The voice acting, particularly Troy Baker’s performance, is strong, backed by a colorful cast of supporting characters. The combat also deserves credit for how fluid and responsive it feels, never stiff or uninviting even in the chaos of larger encounters.

Beyond the occasional technical glitch I mentioned earlier, where progression sometimes failed to trigger and required a level restart, that’s really the only notable criticism I came away with. Mouse: P.I. For Hire is a truly memorable game, and I’ll say it right now: it’s firmly in my list of favorite games of the year.

To hear me talk more about Mouse P.I. for Hire, be sure to listen to the April 22nd, 2026 episode of The Gaming Outsider Podcast around the 1:11:32 time stamp.

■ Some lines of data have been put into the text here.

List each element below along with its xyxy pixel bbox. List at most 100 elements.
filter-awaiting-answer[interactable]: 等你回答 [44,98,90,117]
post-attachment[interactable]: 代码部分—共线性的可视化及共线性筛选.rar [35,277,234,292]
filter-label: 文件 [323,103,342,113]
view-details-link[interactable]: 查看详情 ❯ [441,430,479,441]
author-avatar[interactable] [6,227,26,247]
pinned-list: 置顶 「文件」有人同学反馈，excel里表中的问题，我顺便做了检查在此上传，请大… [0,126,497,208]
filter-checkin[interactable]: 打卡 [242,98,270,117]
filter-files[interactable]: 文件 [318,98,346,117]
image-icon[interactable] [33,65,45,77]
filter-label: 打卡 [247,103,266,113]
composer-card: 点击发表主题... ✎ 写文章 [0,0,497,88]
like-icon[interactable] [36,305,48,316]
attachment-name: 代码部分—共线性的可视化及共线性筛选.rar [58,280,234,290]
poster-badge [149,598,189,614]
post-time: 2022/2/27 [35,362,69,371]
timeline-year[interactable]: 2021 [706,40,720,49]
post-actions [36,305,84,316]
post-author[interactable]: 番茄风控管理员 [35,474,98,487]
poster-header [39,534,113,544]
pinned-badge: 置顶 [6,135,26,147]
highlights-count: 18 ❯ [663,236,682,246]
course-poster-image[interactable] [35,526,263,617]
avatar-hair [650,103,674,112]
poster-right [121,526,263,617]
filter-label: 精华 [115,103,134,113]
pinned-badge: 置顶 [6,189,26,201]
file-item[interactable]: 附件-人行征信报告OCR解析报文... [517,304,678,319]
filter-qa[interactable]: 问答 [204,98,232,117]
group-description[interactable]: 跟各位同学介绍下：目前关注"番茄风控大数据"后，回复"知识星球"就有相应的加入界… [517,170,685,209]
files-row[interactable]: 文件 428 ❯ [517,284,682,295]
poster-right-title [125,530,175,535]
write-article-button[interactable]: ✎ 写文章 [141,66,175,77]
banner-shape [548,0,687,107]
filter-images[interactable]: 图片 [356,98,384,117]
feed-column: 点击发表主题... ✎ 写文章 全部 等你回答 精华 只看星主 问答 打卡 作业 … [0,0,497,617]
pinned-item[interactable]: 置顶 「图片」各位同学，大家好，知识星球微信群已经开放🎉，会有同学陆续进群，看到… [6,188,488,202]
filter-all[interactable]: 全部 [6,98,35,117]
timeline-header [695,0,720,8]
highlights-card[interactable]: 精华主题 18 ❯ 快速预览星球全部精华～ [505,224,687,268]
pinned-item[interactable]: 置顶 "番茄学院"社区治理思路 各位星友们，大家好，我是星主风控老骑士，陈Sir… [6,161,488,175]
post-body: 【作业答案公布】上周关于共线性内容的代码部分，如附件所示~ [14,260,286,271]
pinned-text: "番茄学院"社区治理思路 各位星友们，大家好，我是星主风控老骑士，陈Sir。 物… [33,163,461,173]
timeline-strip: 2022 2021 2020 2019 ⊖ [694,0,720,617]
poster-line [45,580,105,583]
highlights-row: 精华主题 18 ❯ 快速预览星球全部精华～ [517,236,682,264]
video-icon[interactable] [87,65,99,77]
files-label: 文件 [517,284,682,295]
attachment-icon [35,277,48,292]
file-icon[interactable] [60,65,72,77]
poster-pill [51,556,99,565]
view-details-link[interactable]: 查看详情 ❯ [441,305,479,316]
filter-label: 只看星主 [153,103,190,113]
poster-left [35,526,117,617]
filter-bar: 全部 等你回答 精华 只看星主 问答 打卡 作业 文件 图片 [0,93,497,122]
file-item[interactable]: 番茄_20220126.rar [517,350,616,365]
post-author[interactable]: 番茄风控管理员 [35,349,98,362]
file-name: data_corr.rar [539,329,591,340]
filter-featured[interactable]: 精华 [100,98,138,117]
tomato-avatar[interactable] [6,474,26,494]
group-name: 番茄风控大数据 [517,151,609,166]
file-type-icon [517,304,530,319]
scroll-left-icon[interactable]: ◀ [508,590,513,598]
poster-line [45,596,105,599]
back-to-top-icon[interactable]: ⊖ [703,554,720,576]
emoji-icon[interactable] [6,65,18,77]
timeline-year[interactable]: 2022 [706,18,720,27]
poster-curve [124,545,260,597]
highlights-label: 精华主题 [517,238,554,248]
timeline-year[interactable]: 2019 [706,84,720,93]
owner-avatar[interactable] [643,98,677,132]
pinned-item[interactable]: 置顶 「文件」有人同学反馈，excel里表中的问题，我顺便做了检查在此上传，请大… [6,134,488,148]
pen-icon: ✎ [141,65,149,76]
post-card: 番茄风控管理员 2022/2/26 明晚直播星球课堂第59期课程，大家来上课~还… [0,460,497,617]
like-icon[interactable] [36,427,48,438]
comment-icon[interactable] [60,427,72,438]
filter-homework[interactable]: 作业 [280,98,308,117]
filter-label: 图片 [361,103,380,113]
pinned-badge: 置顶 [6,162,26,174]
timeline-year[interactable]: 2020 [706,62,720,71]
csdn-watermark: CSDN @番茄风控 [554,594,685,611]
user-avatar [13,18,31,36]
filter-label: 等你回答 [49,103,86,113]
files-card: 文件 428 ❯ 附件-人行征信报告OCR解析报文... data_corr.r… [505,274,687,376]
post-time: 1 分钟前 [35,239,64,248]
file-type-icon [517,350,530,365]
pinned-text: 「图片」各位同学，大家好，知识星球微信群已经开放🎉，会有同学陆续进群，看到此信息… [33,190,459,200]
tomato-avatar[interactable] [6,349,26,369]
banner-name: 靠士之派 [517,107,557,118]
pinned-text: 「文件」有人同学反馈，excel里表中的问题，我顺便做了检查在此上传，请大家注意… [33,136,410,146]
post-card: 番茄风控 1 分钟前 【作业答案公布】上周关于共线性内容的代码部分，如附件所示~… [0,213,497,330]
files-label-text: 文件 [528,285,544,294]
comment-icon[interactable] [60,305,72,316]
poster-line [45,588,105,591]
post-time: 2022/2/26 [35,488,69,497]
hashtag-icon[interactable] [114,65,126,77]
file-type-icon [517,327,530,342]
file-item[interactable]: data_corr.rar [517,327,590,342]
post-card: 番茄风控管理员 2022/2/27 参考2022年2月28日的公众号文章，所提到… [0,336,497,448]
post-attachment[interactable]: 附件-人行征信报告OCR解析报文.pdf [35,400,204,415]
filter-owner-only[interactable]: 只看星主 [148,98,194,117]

This review is based on a PlayStation 5 copy of Mouse P.I. For Hire provided by Vicarious PR for coverage purposes. It is also available on Xbox Series S/X, Switch 2, and PC.

Mouse P.I. For Hire

$29.99
9

The Final Verdict

9.0/10

Pros

  • Amazing Hand-Drawn Animations
  • Period Appropriate Aesthetics
  • Wonderful Voice Cast
  • Fast and Fluid Retro-Style Shooting

Cons

  • Technical Glitch Failing to Trigger the Next Section Requiring a Restart.
  • Sometimes Difficult to Know Where to Go Next.